After the deadly Paris attacks a few weeks ago, many intelligence experts and others were surprised that no one was able to predict this attack in advance. It appears that ISIS distributed among it terrorists an online cyber security manual, available to the public from a cyber security firm in Kuwait. As of November 25, the manual is still available and was originally aimed at journalists and human rights activists in the Gaza Strip. It is important to point out that while ISIS did not create the specific cyber security manual used by its members in the Paris attack, it does not mean that the organization does not have a guide of its own.

CHINA and Asia-Pacific

Australian Cyber Intelligence Center to join APAC forces in combatting cyber crimes

Deloitte Australia has joined APAC forces to create a network of cyber intelligence centers throughout the Asia Pacific region, including Japan, Singapore, Malaysia, and India. A new center in Hong Kong is planning to join Deloitte’s Australian Cyber Intelligence Centre next year. The Center coordinates a strategic approach against the threat of cyberattacks, and aims to actively share global cyber intelligence in real-time to enable businesses to join forces and get ahead of serious cyber risks.

India and Malaysia to deepen collaborations in cyber security

India and Malaysia recently signed several Memoranda of Understanding (MoUs), including one on cyber security, to strengthen their bilateral strategic partnership and to enhance cooperation in cyber defense. In the MoU on cyber security, both parties agreed to a close cooperation and the exchange of information concerning cyber security incident management, technology cooperation, cyberattacks, and best practices regarding cyber security incidents.

Cyber Security Week 2015, Sri Lanka

Since 2008, Sri Lanka CERT | CC has been running a Cyber Security Week (CSW) – an annual security awareness program in Colombo. CSW 2015 was held during the first week of November, and consisted of a one-day conference, technical workshops, a hacking challenge, and an information security quiz for university students.

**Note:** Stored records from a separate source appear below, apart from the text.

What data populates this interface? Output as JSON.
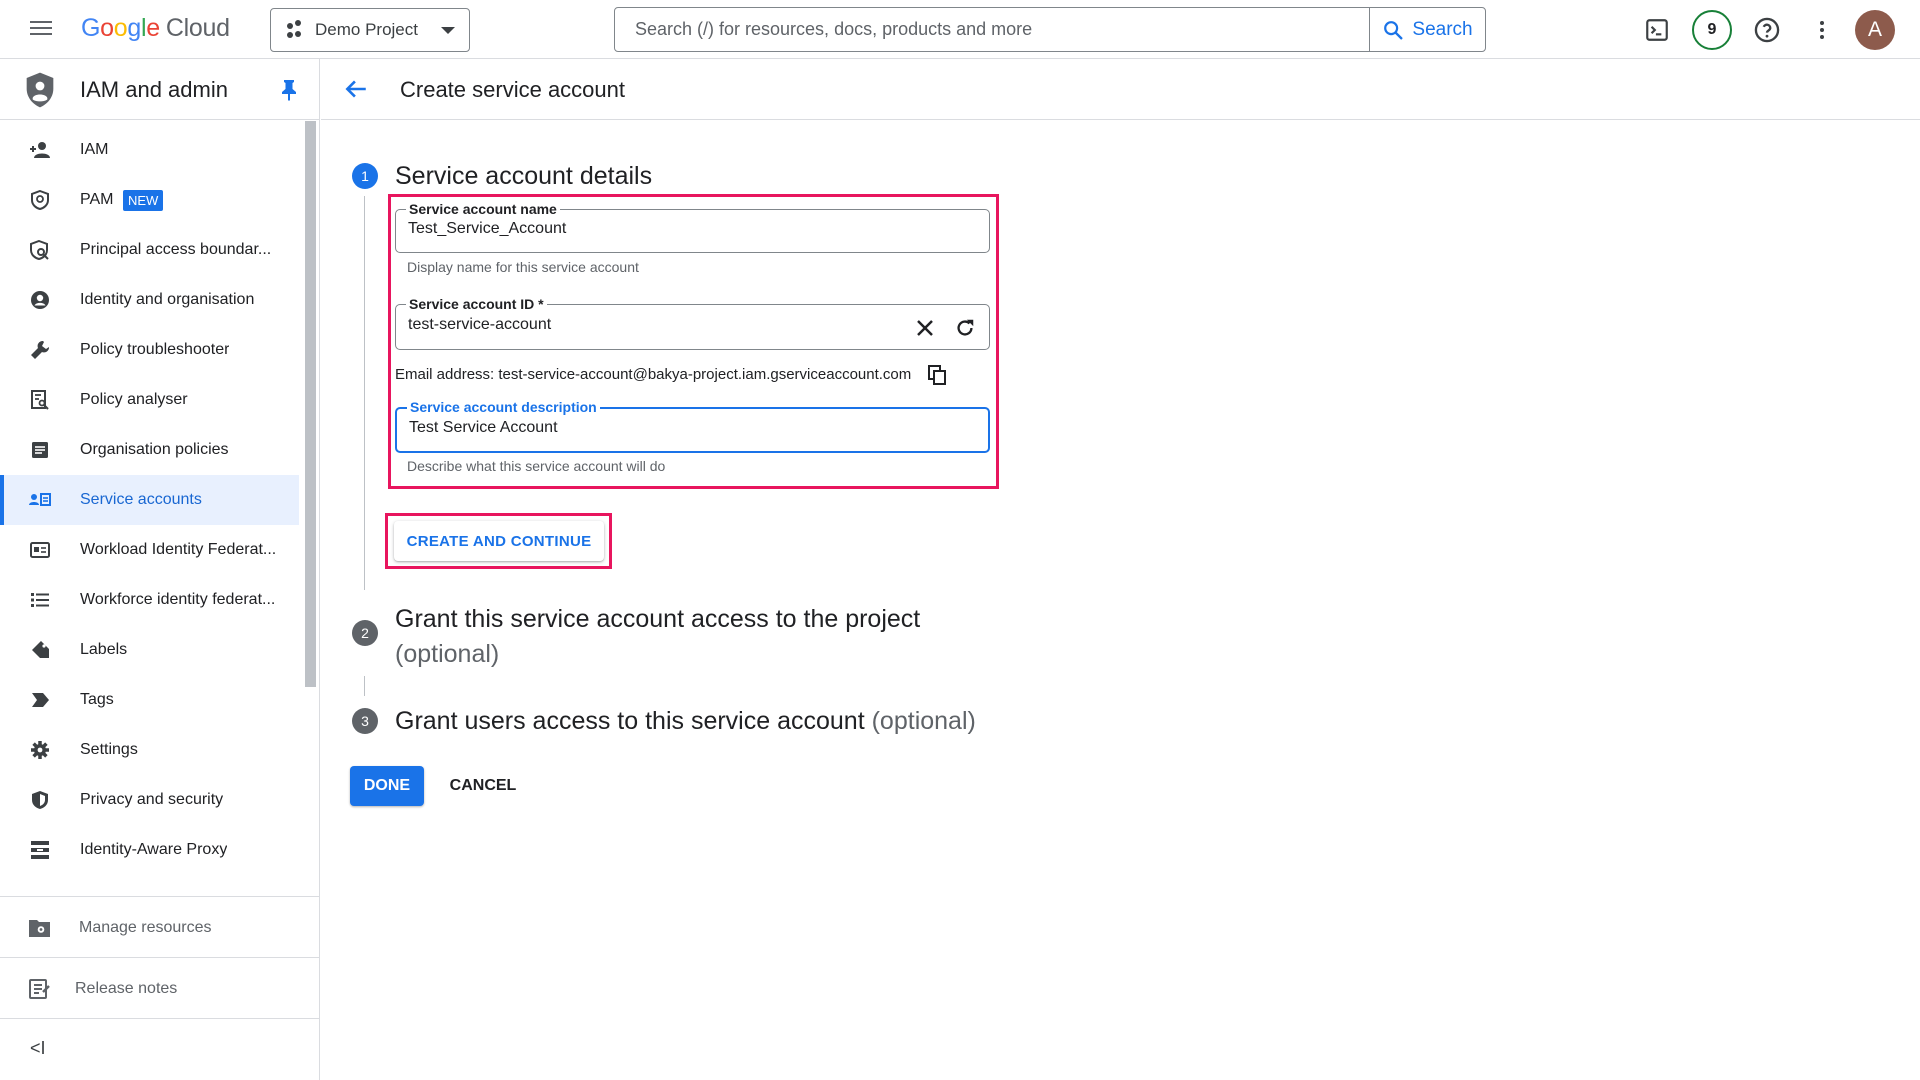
{
  "app": {
    "logo_google": "Google",
    "logo_cloud": "Cloud"
  },
  "topbar": {
    "project_name": "Demo Project",
    "search_placeholder": "Search (/) for resources, docs, products and more",
    "search_button": "Search",
    "notifications_count": "9",
    "avatar_initial": "A",
    "icons": [
      "menu-icon",
      "project-icon",
      "search-icon",
      "terminal-icon",
      "help-icon",
      "more-vert-icon"
    ]
  },
  "sidebar": {
    "title": "IAM and admin",
    "items": [
      {
        "label": "IAM",
        "icon": "person-add-icon"
      },
      {
        "label": "PAM",
        "icon": "shield-check-icon",
        "badge": "NEW"
      },
      {
        "label": "Principal access boundar...",
        "icon": "shield-search-icon"
      },
      {
        "label": "Identity and organisation",
        "icon": "account-circle-icon"
      },
      {
        "label": "Policy troubleshooter",
        "icon": "wrench-icon"
      },
      {
        "label": "Policy analyser",
        "icon": "document-search-icon"
      },
      {
        "label": "Organisation policies",
        "icon": "list-box-icon"
      },
      {
        "label": "Service accounts",
        "icon": "service-account-icon",
        "active": true
      },
      {
        "label": "Workload Identity Federat...",
        "icon": "id-card-icon"
      },
      {
        "label": "Workforce identity federat...",
        "icon": "list-icon"
      },
      {
        "label": "Labels",
        "icon": "label-icon"
      },
      {
        "label": "Tags",
        "icon": "tag-arrow-icon"
      },
      {
        "label": "Settings",
        "icon": "gear-icon"
      },
      {
        "label": "Privacy and security",
        "icon": "shield-icon"
      },
      {
        "label": "Identity-Aware Proxy",
        "icon": "proxy-icon"
      }
    ],
    "manage_resources": "Manage resources",
    "release_notes": "Release notes",
    "collapse_label": "<I"
  },
  "page": {
    "title": "Create service account"
  },
  "steps": [
    {
      "number": "1",
      "title": "Service account details",
      "optional": ""
    },
    {
      "number": "2",
      "title": "Grant this service account access to the project",
      "optional": "(optional)"
    },
    {
      "number": "3",
      "title": "Grant users access to this service account",
      "optional": "(optional)"
    }
  ],
  "form": {
    "name_label": "Service account name",
    "name_value": "Test_Service_Account",
    "name_helper": "Display name for this service account",
    "id_label": "Service account ID *",
    "id_value": "test-service-account",
    "email_prefix": "Email address: ",
    "email_value": "test-service-account@bakya-project.iam.gserviceaccount.com",
    "desc_label": "Service account description",
    "desc_value": "Test Service Account",
    "desc_helper": "Describe what this service account will do",
    "create_button": "CREATE AND CONTINUE"
  },
  "actions": {
    "done": "DONE",
    "cancel": "CANCEL"
  },
  "colors": {
    "accent": "#1a73e8",
    "highlight": "#e8155e",
    "badge_ring": "#188038",
    "avatar_bg": "#8d5b4c"
  }
}
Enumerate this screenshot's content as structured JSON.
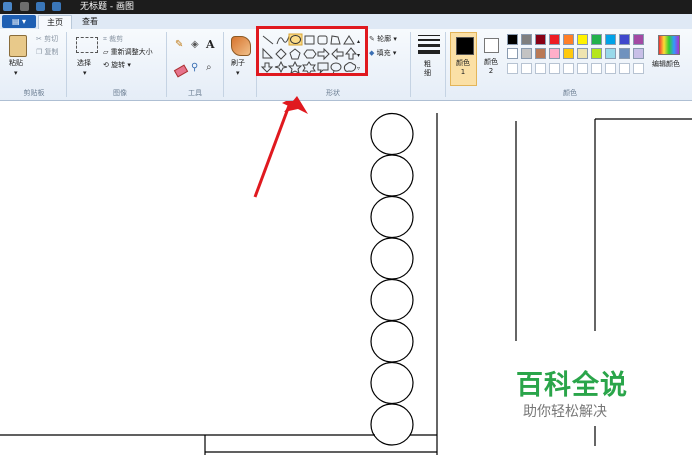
{
  "window": {
    "title": "无标题 - 画图"
  },
  "tabs": {
    "file": "▤ ▾",
    "home": "主页",
    "view": "查看"
  },
  "clipboard": {
    "paste": "粘贴",
    "cut": "剪切",
    "copy": "复制",
    "label": "剪贴板"
  },
  "image": {
    "select": "选择",
    "crop": "裁剪",
    "resize": "重新调整大小",
    "rotate": "旋转 ▾",
    "label": "图像"
  },
  "tools": {
    "label": "工具",
    "text_glyph": "A"
  },
  "brushes": {
    "label": "刷子"
  },
  "shapes": {
    "outline": "轮廓 ▾",
    "fill": "填充 ▾",
    "label": "形状"
  },
  "size": {
    "label": "粗细"
  },
  "colors": {
    "color1": "颜色 1",
    "color2": "颜色 2",
    "edit": "编辑颜色",
    "label": "颜色",
    "color1_value": "#000000",
    "color2_value": "#ffffff",
    "palette_row1": [
      "#000000",
      "#7f7f7f",
      "#880015",
      "#ed1c24",
      "#ff7f27",
      "#fff200",
      "#22b14c",
      "#00a2e8",
      "#3f48cc",
      "#a349a4"
    ],
    "palette_row2": [
      "#ffffff",
      "#c3c3c3",
      "#b97a57",
      "#ffaec9",
      "#ffc90e",
      "#efe4b0",
      "#b5e61d",
      "#99d9ea",
      "#7092be",
      "#c8bfe7"
    ]
  },
  "watermark": {
    "title": "百科全说",
    "subtitle": "助你轻松解决"
  },
  "annotation": {
    "highlight_color": "#e0191f"
  }
}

Vietnam passes law on Internet security amid rising cyberattacks

Vietnam’s lawmakers ratified a law on safety in cyberspace earlier this month, at a time when the country is at high risk of cyberattacks and already being affected by hackers. According to the National Assembly, the law on online information security, including regulations on preventing and fighting online terrorism, will take effect on July 1, 2016. In the first nine months of this year, some 20,000 Vietnamese websites, including eighty-eight state-run platforms, were infected with malicious software, according to a report by the Vietnam Computer Emergency Response Team (VNCERT). Cybercriminals also spread phishing viruses to more than 5,000 websites, while more than 7,000 others were defaced during the period. Cybercriminals mostly target small-to-medium-sized enterprises as well as individuals to steal financial information and demand ransoms, according to Nguyen Huu Nguyen, director of the Ho Chi Minh City branch of the VNCERT.

AFRICA

Increasing cybercrime is expected to be Africa's next challenge

Cybercrime in African countries is becoming a growing threat to companies and to the national economy. Given the ongoing increase in internet access, countries with technology fragility in the African continent face a higher exposure to cyber threats. It is believed that most Africa-based businesses are vulnerable to cybercrime. A world mapping of cyber threats has recently determined that seven countries out of the twenty most targeted by cyber criminals are African, including Tunisia, which ranks eighth. On the African continent, Malawi, Namibia, and Tanzania have received the most numerous threats. South Africa, during the month of October 2015, faced about 6000 criminal cyberattacks, including 2000 against vital infrastructures.